2. The second thing to strike me is that the rationale for longer canning times is to prevent botulism. Now, I’m not shrugging off the seriousness of botulism — it’s very dangerous stuff, especially to infants, who are the most likely victims. However, botulism in infants nearly always results from feeding them honey before the age of one year, meaning their immune systems are still developing. The last bad botulism outbreak in the US occurred in 2015, with 25 of 77 attendees at a single church potluck showing botulism symptoms.
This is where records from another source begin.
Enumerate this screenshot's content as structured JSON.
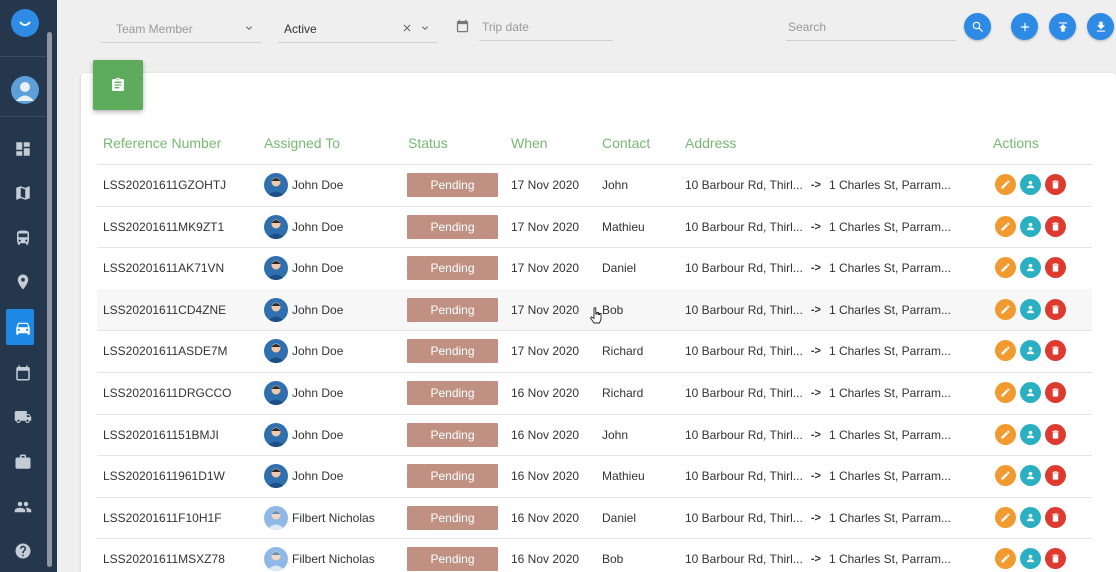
{
  "filters": {
    "team_member_placeholder": "Team Member",
    "status_value": "Active",
    "trip_date_placeholder": "Trip date",
    "search_placeholder": "Search"
  },
  "table": {
    "headers": [
      "Reference Number",
      "Assigned To",
      "Status",
      "When",
      "Contact",
      "Address",
      "Actions"
    ],
    "rows": [
      {
        "ref": "LSS20201611GZOHTJ",
        "assigned": "John Doe",
        "status": "Pending",
        "when": "17 Nov 2020",
        "contact": "John",
        "from": "10 Barbour Rd, Thirl...",
        "arrow": "->",
        "to": "1 Charles St, Parram..."
      },
      {
        "ref": "LSS20201611MK9ZT1",
        "assigned": "John Doe",
        "status": "Pending",
        "when": "17 Nov 2020",
        "contact": "Mathieu",
        "from": "10 Barbour Rd, Thirl...",
        "arrow": "->",
        "to": "1 Charles St, Parram..."
      },
      {
        "ref": "LSS20201611AK71VN",
        "assigned": "John Doe",
        "status": "Pending",
        "when": "17 Nov 2020",
        "contact": "Daniel",
        "from": "10 Barbour Rd, Thirl...",
        "arrow": "->",
        "to": "1 Charles St, Parram..."
      },
      {
        "ref": "LSS20201611CD4ZNE",
        "assigned": "John Doe",
        "status": "Pending",
        "when": "17 Nov 2020",
        "contact": "Bob",
        "from": "10 Barbour Rd, Thirl...",
        "arrow": "->",
        "to": "1 Charles St, Parram..."
      },
      {
        "ref": "LSS20201611ASDE7M",
        "assigned": "John Doe",
        "status": "Pending",
        "when": "17 Nov 2020",
        "contact": "Richard",
        "from": "10 Barbour Rd, Thirl...",
        "arrow": "->",
        "to": "1 Charles St, Parram..."
      },
      {
        "ref": "LSS20201611DRGCCO",
        "assigned": "John Doe",
        "status": "Pending",
        "when": "16 Nov 2020",
        "contact": "Richard",
        "from": "10 Barbour Rd, Thirl...",
        "arrow": "->",
        "to": "1 Charles St, Parram..."
      },
      {
        "ref": "LSS2020161151BMJI",
        "assigned": "John Doe",
        "status": "Pending",
        "when": "16 Nov 2020",
        "contact": "John",
        "from": "10 Barbour Rd, Thirl...",
        "arrow": "->",
        "to": "1 Charles St, Parram..."
      },
      {
        "ref": "LSS20201611961D1W",
        "assigned": "John Doe",
        "status": "Pending",
        "when": "16 Nov 2020",
        "contact": "Mathieu",
        "from": "10 Barbour Rd, Thirl...",
        "arrow": "->",
        "to": "1 Charles St, Parram..."
      },
      {
        "ref": "LSS20201611F10H1F",
        "assigned": "Filbert Nicholas",
        "status": "Pending",
        "when": "16 Nov 2020",
        "contact": "Daniel",
        "from": "10 Barbour Rd, Thirl...",
        "arrow": "->",
        "to": "1 Charles St, Parram..."
      },
      {
        "ref": "LSS20201611MSXZ78",
        "assigned": "Filbert Nicholas",
        "status": "Pending",
        "when": "16 Nov 2020",
        "contact": "Bob",
        "from": "10 Barbour Rd, Thirl...",
        "arrow": "->",
        "to": "1 Charles St, Parram..."
      }
    ]
  },
  "sidebar": {
    "items": [
      "dashboard-icon",
      "map-icon",
      "bus-icon",
      "location-pin-icon",
      "car-icon",
      "calendar-icon",
      "truck-icon",
      "briefcase-icon",
      "people-icon",
      "help-icon"
    ],
    "active": "car-icon"
  },
  "colors": {
    "sidebar": "#25374d",
    "accent_blue": "#2e8be5",
    "header_green": "#77b873",
    "pending_badge": "#c09183",
    "edit": "#f19a2f",
    "view": "#2bb0c3",
    "delete": "#dd3b2f"
  }
}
In comparison, in 2014, 20 of the 177 cases of botulism reported to the CDC were caused by food (most of which was from typical native Alaskan food like fermented seal meat). Botulism infection really isn’t a very big problem in the US. You’re a lot more likely to get an infection in the hospital — 722,000 hospital-acquired infections in 2011, according to the most recent CDC report.
3. All the potluck folks had eaten either commercial or home-made potato salad. Five of the 11 potato salad specimens recovered from the church dumpster after the potluck were contaminated with botulinum bacteria. Mind you, as near as I can tell, the specimens weren’t collected for at least two days after the potluck; not exactly ideal storage conditions. The CDC put their attention on the potato salad made with home-canned potatoes. The woman who brought it had waterbathed the potatoes and had not heated them after removing from the can/jar (boiling canned food for 10 minutes neutralizes the botulinum toxin). I can’t tell from the report whether the scientists confirmed that the homemade potatoes were definitely the cause or whether they made that assumption. Nor can I tell whether any of the remaining 52 attendees had eaten potato salad and didn’t get sick. I suspect there were some who did eat the potato salad, which raises the question of why they didn’t get sick (see Canning and Gut Instincts – Part 2, for some speculations (coming soon).
4. Canned potatoes are very different from things like zucchini relish. For a start, the relish contains salt, and in most cases, vinegar, both of which act as food preservatives. Second, the bits and pieces of shredded vegetables are a long way from large, dense chunks of potato. It’s much harder to ensure dense foods are thoroughly cooked. That’s one reason many canning books discourage canning foods like potatoes and winter squash (and this is a point on which I agree with them, by the way). Third, the zucchini relish is well-cooked, even if it’s only simmered for 10 minutes, and placed in hot, sterile jars.
The moral of the story? Basic canning precautions make very good sense. Wash your food, cut out bad spots, cook the food well and boil jars and lids. Work fast so the food and jars stay hot until you put on and tighten the lids. Ensure a good seal by checking the jars when they cool, and store them properly. When you’re ready to use the food, pay attention to things like whether the seal is still tight, and to how it looks and smells. DON”T eat suspect food or allow your animals to eat it.
But if you’re using a recipe that you’ve used for 30 or 40 years without problems, I really don’t think you need to be paranoid about the fact that the USDA or Ball says you should waterbath for 30 minutes when you’ve always done it for 15. And of course, where jams and jellies are concerned, I personally think the recommendations for waterbathing — even for five minutes — are overkill. BUT, you should collect and review the information and make up your own mind.